There is no greater subject for 3D printing than the potential for exponential production.

Using mined extraterrestrial material for toner, we could theoretically set up an exponential production line, where initially one 3D printer and some mining equipment could produce toner that would be used to print more 3D printers and mining equipment.  This isn't pie-in-the-sky, but realistic and almost mind-blowingly powerful.

In fact, you could launch a 3D printer and by the time it got to the extraterrestrial location the technology of what to print could have dramatically improved, transmitted digitally to the production line from the home base.

http://coldfusionnow.org/exponential...d-3d-printing/

Here is another explanation, using LENT, another emerging technology.

----------


## kengineer

I like the concept.
I recently saw a "printer" that fused sand into a glass like material and thought that if someone like SpaceX could shoot one of these to Mars, by the time they get their people there, they may be able to have a fabricated tool shed, patio, parking garage or something else waiting for them. 

The idea of getting a printer that could use sand for media and sun for power, transported to a place with lots of sand and sunshine (the unit I saw was solar powered)and let it go is really intriguing. 

Maybe it could print a landing pad for the next ship to arrive? Even if it only paved a landing strip with fused sand to reduce the need for risky landing schemes, it would be valuable. Even if it only printed bricks of fused sand that people could fabricate into something useful it would be valuable. Maybe it could print a gun? (Not really). How about a giant Lego set out of fused matter? 

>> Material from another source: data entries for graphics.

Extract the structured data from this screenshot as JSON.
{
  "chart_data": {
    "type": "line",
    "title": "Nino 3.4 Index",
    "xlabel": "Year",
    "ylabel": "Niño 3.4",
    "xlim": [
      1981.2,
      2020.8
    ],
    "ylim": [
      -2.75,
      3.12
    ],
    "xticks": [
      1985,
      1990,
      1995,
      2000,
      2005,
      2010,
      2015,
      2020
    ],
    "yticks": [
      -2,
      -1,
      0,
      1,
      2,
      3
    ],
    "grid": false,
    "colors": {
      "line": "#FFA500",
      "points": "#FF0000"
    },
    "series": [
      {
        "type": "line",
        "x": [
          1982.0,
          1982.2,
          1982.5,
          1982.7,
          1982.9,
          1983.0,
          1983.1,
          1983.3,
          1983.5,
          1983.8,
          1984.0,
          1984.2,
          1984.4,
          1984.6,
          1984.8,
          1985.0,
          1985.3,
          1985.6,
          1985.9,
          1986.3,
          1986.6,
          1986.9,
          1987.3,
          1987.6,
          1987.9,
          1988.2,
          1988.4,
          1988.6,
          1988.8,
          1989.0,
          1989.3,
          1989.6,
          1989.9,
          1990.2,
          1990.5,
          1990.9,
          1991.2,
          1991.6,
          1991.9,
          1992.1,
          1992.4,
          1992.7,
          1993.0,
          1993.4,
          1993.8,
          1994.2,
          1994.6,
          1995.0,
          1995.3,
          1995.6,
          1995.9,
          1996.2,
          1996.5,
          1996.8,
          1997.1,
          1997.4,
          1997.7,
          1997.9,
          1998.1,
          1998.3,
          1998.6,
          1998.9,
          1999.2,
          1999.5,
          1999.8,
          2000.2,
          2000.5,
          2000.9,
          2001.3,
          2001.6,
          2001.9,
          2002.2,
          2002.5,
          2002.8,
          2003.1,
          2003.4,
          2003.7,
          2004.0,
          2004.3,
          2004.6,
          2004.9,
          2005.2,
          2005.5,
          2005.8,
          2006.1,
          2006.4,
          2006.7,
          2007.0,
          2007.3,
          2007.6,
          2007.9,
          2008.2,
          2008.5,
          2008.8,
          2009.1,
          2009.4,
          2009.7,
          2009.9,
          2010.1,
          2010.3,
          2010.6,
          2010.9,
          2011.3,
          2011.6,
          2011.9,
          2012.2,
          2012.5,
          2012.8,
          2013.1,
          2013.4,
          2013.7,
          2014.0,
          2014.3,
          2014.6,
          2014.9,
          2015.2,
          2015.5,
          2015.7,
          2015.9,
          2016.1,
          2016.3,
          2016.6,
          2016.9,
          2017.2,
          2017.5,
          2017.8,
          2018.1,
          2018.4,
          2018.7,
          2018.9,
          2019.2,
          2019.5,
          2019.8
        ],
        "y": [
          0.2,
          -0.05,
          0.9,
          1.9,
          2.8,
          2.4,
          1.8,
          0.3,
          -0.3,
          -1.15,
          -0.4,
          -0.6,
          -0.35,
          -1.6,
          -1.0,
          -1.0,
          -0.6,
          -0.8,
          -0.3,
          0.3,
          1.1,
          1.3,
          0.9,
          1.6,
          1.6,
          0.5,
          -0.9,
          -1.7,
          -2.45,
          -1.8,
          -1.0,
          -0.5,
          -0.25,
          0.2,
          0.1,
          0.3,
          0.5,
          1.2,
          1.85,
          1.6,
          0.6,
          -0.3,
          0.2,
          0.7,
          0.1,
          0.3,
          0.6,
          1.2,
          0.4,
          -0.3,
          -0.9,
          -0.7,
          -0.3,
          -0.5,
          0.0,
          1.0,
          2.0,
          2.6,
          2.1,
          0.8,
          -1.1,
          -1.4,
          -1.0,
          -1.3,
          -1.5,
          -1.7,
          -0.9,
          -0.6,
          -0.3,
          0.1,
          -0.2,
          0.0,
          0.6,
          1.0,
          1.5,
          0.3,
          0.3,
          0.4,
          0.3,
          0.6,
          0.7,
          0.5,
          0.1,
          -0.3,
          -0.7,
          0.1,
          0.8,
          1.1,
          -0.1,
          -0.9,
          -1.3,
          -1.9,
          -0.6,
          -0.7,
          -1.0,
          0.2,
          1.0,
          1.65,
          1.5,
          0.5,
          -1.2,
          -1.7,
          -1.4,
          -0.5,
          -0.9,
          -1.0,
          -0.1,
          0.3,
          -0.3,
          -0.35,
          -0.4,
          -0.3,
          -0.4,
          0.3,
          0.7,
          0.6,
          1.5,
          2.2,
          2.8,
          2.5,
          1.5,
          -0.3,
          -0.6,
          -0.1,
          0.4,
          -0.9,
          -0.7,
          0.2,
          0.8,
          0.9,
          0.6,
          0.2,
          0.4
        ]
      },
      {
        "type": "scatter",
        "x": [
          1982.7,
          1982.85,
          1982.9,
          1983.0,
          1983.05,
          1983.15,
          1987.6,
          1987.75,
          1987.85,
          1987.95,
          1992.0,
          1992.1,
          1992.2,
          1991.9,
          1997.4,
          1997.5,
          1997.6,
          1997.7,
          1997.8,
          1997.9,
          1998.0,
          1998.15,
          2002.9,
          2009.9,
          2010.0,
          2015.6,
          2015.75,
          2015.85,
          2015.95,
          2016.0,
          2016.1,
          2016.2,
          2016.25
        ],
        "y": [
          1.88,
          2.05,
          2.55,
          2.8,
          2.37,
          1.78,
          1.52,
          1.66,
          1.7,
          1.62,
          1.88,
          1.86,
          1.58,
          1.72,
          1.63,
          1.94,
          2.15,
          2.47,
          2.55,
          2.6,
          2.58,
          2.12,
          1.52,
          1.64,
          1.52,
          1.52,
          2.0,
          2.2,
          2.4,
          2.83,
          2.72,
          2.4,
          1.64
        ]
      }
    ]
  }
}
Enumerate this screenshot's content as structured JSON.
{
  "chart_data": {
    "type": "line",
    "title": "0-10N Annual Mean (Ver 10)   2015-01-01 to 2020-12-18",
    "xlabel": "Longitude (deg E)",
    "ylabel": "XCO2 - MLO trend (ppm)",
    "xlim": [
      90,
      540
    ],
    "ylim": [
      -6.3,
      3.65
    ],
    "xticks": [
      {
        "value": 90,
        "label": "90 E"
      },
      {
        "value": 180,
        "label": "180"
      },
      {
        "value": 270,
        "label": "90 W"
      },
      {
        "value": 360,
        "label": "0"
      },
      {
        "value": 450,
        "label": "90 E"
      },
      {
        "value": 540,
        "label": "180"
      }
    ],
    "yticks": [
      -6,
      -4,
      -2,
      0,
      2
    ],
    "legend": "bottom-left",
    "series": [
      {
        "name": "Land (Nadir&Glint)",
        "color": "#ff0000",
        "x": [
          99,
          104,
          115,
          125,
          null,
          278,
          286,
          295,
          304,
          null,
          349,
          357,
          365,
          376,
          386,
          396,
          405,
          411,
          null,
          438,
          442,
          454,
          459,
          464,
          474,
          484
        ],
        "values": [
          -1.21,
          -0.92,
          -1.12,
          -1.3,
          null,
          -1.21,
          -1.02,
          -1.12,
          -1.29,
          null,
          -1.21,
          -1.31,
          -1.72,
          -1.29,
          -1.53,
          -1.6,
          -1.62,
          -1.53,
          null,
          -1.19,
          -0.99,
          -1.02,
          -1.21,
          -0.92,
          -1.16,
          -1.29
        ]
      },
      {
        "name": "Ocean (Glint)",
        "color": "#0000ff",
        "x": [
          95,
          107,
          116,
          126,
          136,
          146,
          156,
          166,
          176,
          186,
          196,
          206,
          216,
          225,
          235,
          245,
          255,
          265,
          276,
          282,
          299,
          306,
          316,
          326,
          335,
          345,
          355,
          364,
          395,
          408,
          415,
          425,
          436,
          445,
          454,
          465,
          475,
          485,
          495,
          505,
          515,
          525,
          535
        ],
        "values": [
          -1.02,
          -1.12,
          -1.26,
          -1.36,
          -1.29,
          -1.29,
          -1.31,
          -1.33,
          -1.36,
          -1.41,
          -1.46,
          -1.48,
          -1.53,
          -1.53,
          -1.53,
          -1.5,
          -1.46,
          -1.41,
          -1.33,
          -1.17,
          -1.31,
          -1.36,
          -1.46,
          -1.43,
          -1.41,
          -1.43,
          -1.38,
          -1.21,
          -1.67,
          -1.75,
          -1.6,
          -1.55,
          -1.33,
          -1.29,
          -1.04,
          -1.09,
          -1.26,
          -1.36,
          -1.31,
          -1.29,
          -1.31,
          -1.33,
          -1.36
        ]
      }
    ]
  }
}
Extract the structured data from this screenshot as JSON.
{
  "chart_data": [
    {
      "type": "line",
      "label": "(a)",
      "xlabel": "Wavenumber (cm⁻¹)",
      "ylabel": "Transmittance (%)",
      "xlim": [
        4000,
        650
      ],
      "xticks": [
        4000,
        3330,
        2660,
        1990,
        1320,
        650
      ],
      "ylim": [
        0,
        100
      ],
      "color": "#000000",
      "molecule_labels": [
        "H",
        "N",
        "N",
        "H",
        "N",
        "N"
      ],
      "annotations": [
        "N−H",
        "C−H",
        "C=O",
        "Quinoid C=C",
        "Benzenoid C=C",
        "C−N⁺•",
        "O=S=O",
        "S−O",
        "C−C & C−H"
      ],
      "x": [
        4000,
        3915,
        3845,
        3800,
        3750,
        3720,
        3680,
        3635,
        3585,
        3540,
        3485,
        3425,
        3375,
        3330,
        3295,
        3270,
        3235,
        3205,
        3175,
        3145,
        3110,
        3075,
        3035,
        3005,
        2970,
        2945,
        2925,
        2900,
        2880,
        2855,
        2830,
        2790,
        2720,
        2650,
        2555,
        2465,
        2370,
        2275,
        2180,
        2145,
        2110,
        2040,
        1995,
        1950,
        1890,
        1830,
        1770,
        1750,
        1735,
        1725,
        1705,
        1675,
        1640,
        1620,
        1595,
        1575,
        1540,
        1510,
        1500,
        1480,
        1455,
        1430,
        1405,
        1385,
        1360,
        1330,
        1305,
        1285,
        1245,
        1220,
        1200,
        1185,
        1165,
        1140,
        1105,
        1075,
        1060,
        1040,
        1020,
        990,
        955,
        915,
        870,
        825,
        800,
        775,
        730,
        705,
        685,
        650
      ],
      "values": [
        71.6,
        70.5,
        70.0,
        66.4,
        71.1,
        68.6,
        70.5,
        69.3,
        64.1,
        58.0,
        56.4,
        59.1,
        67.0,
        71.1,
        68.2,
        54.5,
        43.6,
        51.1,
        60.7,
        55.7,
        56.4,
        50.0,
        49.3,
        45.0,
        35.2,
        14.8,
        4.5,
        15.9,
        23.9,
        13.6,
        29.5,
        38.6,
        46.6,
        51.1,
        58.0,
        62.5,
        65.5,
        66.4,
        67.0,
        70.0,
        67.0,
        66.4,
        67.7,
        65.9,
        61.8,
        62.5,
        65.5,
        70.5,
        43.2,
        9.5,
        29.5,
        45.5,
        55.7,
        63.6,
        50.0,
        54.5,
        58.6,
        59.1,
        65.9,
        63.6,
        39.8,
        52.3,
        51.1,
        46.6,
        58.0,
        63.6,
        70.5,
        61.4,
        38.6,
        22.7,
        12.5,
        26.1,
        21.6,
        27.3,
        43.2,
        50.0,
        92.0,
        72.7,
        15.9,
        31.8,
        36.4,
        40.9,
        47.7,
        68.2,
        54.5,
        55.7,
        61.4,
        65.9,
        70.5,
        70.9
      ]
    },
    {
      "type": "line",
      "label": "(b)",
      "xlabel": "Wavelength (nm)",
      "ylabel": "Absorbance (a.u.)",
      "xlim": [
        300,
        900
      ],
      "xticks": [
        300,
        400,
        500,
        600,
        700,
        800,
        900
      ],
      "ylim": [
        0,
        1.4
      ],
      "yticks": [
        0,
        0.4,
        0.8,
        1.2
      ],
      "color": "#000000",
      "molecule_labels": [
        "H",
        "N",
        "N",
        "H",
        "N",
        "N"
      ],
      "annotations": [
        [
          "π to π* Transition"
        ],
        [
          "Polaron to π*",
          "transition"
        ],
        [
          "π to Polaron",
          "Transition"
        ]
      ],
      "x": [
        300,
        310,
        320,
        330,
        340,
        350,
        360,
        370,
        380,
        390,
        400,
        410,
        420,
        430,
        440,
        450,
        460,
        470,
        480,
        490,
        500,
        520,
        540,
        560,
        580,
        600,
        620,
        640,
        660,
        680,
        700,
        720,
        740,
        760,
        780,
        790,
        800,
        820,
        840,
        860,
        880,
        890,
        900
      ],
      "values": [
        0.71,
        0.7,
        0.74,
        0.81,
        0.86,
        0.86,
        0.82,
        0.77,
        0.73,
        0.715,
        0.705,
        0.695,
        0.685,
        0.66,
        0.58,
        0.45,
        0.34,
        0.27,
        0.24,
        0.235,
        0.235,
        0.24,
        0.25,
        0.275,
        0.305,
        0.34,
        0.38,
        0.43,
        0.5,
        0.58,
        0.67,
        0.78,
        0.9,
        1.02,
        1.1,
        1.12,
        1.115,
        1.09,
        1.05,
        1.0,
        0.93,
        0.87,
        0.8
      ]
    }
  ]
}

How about a heliostat frame, so that when people arrive they just unfurl the mirror?

----------


## Hugues

> ...on line, where initially one 3D printer and some mining equipment could produce toner that would be used to print more 3D printers and mining equipment.  This isn't pie-in-the-sky, but realistic and almost mind-blowingly powerful....


Cool. In the universe where I live, demand is driven by consumers, not by the production equipment.
Must be a great place where you live.

----------


## kengineer

Hugues, 

What's going on in Switzerland? Is Mars in your universe? Does this relate to the post? 

The original link at the top of the first post was satire FYI

----------


## Geoff

I loved this one... it made me chuckle.. hehe talk about hamming it up




> TORONTO — Unemployed auto mechanic Trevor Braithwaite couldn’t afford a new 3-D printer, so he had to get creative.
> “I went to Costco and bought a $5,000 3-D printer on MasterCard,” he told the Toronto Star.
> “Then I went home and unpacked it, keeping all the bubble wrap and so on. Within five hours I had printed my own 3-D printer with $47 worth of ink and plastic glop, repackaged the original and returned it to the store for a refund.”
> And his creativity didn’t stop there.
> “With my new printer I printed another,” he continued, “and then set the two of them printing two more. I’m going into the 3-D printer business. I’ll undercut Costco by a few hundred bucks and make a fortune. ”
> 
> “They’re breeding like rabbits in my basement.”

----------